The credit crunch is very much alive and according to Mervyn King, the Governor of the Bank of England, we’re going to have to settle in for the long haul. The Nice decade, as he described it, is officially over, and with soaring energy and food prices, not to mention far tougher borrowing conditions, it’s not difficult to see why.
Nevertheless, not everything need be doom and financial gloom. As the money markets have stalled, banks are looking at other ways to keep their cash reserves high. Many are doing so offering high paying savings accounts, but current accounts too are increasingly competitive as banks look to rake in business via any means possible.
With the days of the miserly 0.1% in credit interest accounts seemingly behind us MoneyExpert.com gives a run-down of the current accounts that pay up.
Top of the table
When it comes to current accounts Alliance & Leicester are leading the pack.
The Premier Direct Account is the pick of the bunch offering an AER of 8.5% on accounts up to £2,500. This is only available for the first year however, after which the rate drops to 1% less than base rate. If you do need an overdraft the facility the account will also offer 0% for the first 12 months, up to £2,500. When that period expires you’ll find yourself paying 50 pence for every day that you’re overdrawn up to a maximum of £5 per month.

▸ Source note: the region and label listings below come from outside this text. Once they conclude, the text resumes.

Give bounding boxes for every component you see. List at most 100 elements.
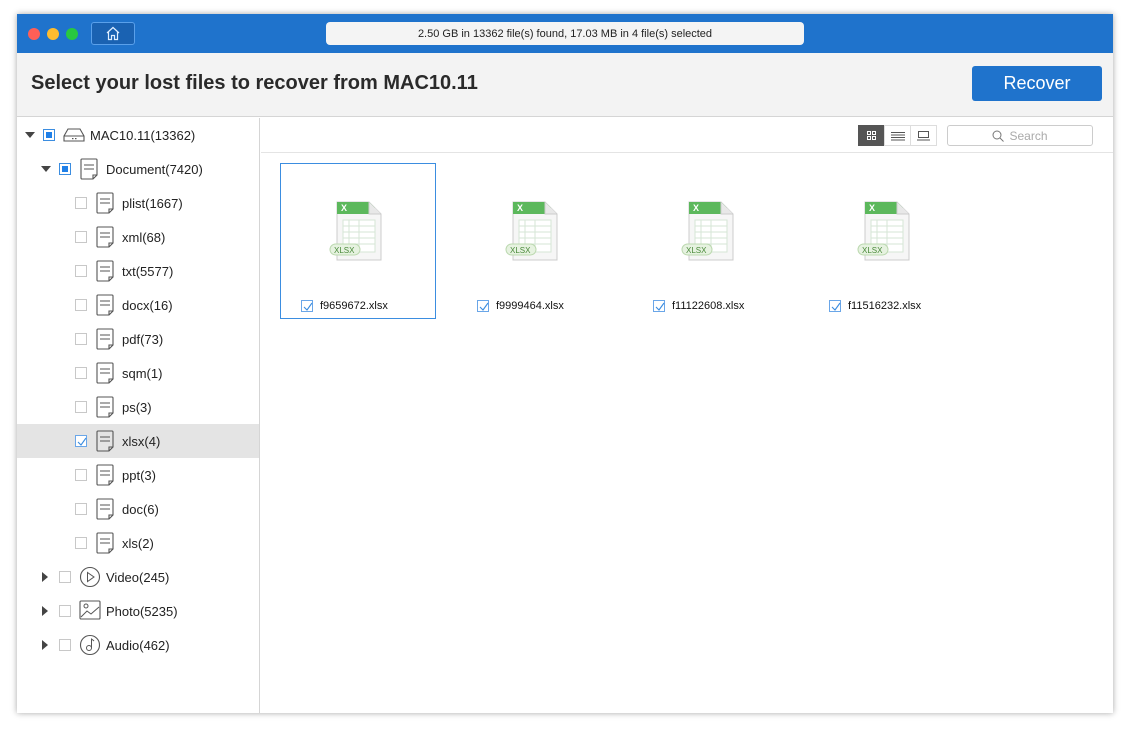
file-checkbox[interactable]	[301, 300, 313, 312]
document-icon	[95, 498, 115, 523]
tree-checkbox[interactable]	[43, 129, 55, 141]
grid-icon	[867, 131, 876, 140]
tree-item[interactable]: ppt(3)	[17, 458, 259, 492]
document-icon	[95, 260, 115, 285]
tree-item[interactable]: pdf(73)	[17, 322, 259, 356]
file-tile[interactable]: X XLSX f11516232.xlsx	[808, 163, 964, 319]
tree-item[interactable]: MAC10.11(13362)	[17, 118, 259, 152]
document-icon	[95, 464, 115, 489]
document-icon	[95, 532, 115, 557]
preview-view-button[interactable]	[910, 125, 937, 146]
tree-checkbox[interactable]	[75, 265, 87, 277]
tree-checkbox[interactable]	[75, 503, 87, 515]
tree-item[interactable]: ps(3)	[17, 390, 259, 424]
svg-text:X: X	[341, 203, 347, 213]
tree-item[interactable]: xml(68)	[17, 220, 259, 254]
tree-item-label: xls(2)	[122, 536, 154, 551]
svg-text:XLSX: XLSX	[510, 246, 531, 255]
file-tile[interactable]: X XLSX f11122608.xlsx	[632, 163, 788, 319]
zoom-button[interactable]	[66, 28, 78, 40]
tree-item-label: Document(7420)	[106, 162, 203, 177]
monitor-icon	[917, 131, 930, 141]
document-icon	[95, 192, 115, 217]
app-window: 2.50 GB in 13362 file(s) found, 17.03 MB…	[17, 14, 1113, 713]
tree-checkbox[interactable]	[75, 367, 87, 379]
tree-checkbox[interactable]	[75, 197, 87, 209]
home-button[interactable]	[91, 22, 135, 45]
tree-item-label: Video(245)	[106, 570, 170, 585]
close-button[interactable]	[28, 28, 40, 40]
search-input[interactable]: Search	[947, 125, 1093, 146]
tree-checkbox[interactable]	[59, 605, 71, 617]
tree-checkbox[interactable]	[59, 571, 71, 583]
tree-checkbox[interactable]	[75, 537, 87, 549]
header: Select your lost files to recover from M…	[17, 53, 1113, 117]
tree-item-label: doc(6)	[122, 502, 159, 517]
svg-text:X: X	[517, 203, 523, 213]
tree-item[interactable]: Photo(5235)	[17, 594, 259, 628]
tree-item[interactable]: Audio(462)	[17, 628, 259, 662]
document-icon	[95, 328, 115, 353]
expand-arrow-down-icon[interactable]	[25, 132, 35, 138]
tree-item-label: pdf(73)	[122, 332, 164, 347]
tree-checkbox[interactable]	[75, 469, 87, 481]
tree-item-label: ps(3)	[122, 400, 152, 415]
tree-checkbox[interactable]	[75, 299, 87, 311]
tree-item[interactable]: doc(6)	[17, 492, 259, 526]
title-bar: 2.50 GB in 13362 file(s) found, 17.03 MB…	[17, 14, 1113, 53]
file-tile[interactable]: X XLSX f9999464.xlsx	[456, 163, 612, 319]
tree-item-label: xlsx(4)	[122, 434, 161, 449]
document-icon	[95, 226, 115, 251]
grid-view-button[interactable]	[858, 125, 885, 146]
search-placeholder: Search	[1009, 128, 1048, 143]
file-name: f9659672.xlsx	[320, 300, 388, 312]
expand-arrow-right-icon[interactable]	[42, 572, 48, 582]
photo-icon	[79, 600, 101, 623]
expand-arrow-right-icon[interactable]	[42, 640, 48, 650]
tree-item-label: MAC10.11(13362)	[90, 128, 196, 143]
xlsx-file-icon: X XLSX	[329, 200, 385, 269]
tree-checkbox[interactable]	[75, 401, 87, 413]
tree-item[interactable]: txt(5577)	[17, 254, 259, 288]
tree-item-label: Photo(5235)	[106, 604, 178, 619]
tree-checkbox[interactable]	[59, 639, 71, 651]
tree-item[interactable]: xls(2)	[17, 526, 259, 560]
xlsx-file-icon: X XLSX	[681, 200, 737, 269]
recover-button[interactable]: Recover	[972, 66, 1102, 101]
tree-item-label: sqm(1)	[122, 366, 163, 381]
file-browser: Search X XLSX f9659672.xlsx X XLSX f9999464…	[261, 118, 1113, 713]
expand-arrow-right-icon[interactable]	[42, 606, 48, 616]
tree-item[interactable]: xlsx(4)	[17, 424, 259, 458]
document-icon	[95, 396, 115, 421]
svg-text:XLSX: XLSX	[334, 246, 355, 255]
tree-item-label: ppt(3)	[122, 468, 156, 483]
tree-item[interactable]: plist(1667)	[17, 186, 259, 220]
svg-text:X: X	[869, 203, 875, 213]
file-checkbox[interactable]	[477, 300, 489, 312]
tree-checkbox[interactable]	[75, 231, 87, 243]
document-icon	[95, 362, 115, 387]
expand-arrow-down-icon[interactable]	[41, 166, 51, 172]
minimize-button[interactable]	[47, 28, 59, 40]
document-icon	[79, 158, 99, 183]
document-icon	[95, 294, 115, 319]
list-icon	[890, 131, 905, 140]
file-checkbox[interactable]	[653, 300, 665, 312]
file-name: f9999464.xlsx	[496, 300, 564, 312]
file-tile[interactable]: X XLSX f9659672.xlsx	[280, 163, 436, 319]
page-title: Select your lost files to recover from M…	[31, 72, 478, 94]
file-checkbox[interactable]	[829, 300, 841, 312]
list-view-button[interactable]	[884, 125, 911, 146]
home-icon	[106, 26, 120, 41]
tree-item[interactable]: Document(7420)	[17, 152, 259, 186]
tree-item[interactable]: docx(16)	[17, 288, 259, 322]
tree-checkbox[interactable]	[59, 163, 71, 175]
tree-item[interactable]: sqm(1)	[17, 356, 259, 390]
svg-text:X: X	[693, 203, 699, 213]
video-icon	[79, 566, 101, 591]
tree-checkbox[interactable]	[75, 435, 87, 447]
tree-item-label: txt(5577)	[122, 264, 174, 279]
tree-item[interactable]: Video(245)	[17, 560, 259, 594]
tree-checkbox[interactable]	[75, 333, 87, 345]
file-type-tree: MAC10.11(13362) Document(7420) plist(1667)…	[17, 118, 260, 713]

Hot on the heels of the Alliance & Leicester Account is the Abbey Account. It has much the same structure and pays an excellent in-credit rate of 8%, but doesn’t offer the 0% on overdrafts for the first year – its authorised overdraft rate is a fairly steep 19.9% EAR.
A lump sum option
With the market increasingly occupied by a huge number of online providers it’s not surprising that some accounts are coming up with inventive ways to attract custom.
The 1st Account from First Direct is a prime example. Rather than paying a competitive rate of interest on in-credit accounts it offers a lump sum of £100 to new customers – they’ll even pay a further £100 and help you transfer to another account if within 12 months you decide that you’re unhappy with the service.
Getting back what you put in
One of the potential drawbacks with these new high paying current accounts is that many of them require you to pay in a certain amount every month.
This can be a fairly substantial figure, in many cases as much as £1,500. The High Interest Current Account from Halifax requires a monthly deposit of £1,000 and the Gold Current Account from Norwich and Peterborough £1,500. If you fancy the Private Banking Flexible Account from the Bank of Scotland you’ll need to be earning a very healthy £75,000.
The best option for those not wishing to have any required monthly pay-in comes from Cahoot whose Current Account pays a rate 3.65% up to £249,999. Although given the rate it offers the Premier Account from Alliance & Leicester is a good bet, only requiring payment of £500 a month.
Package it up
Banking charges and fees are very much in the press at the moment but the idea of paying a set fee for a banking product such as a current account is far from new. So-called packaged accounts wrap up a range of benefits such as travel insurance, life insurance and card protection but charge a fee for the privilege.
Once again Alliance & Leicester are competitive. Their Premier 50 Current Account, though only available to people over 50 years of age, pays an excellent 8.5% in-credit interest alongside various health and travel insurance benefits.
The HSBC Bank Account Plus is also worth considering. Again it pays an excellent in-credit rate, and as well as the standard insurance benefits it offers discounts on restaurants, hotels, and travel.
These accounts can be worth the fee, but only if you make the very most of the offers available. A £12.95 monthly fee may not sound a huge amount but equating to over £150 a year it’s around three times more than you’d need to pay for a standard annual travel insurance policy.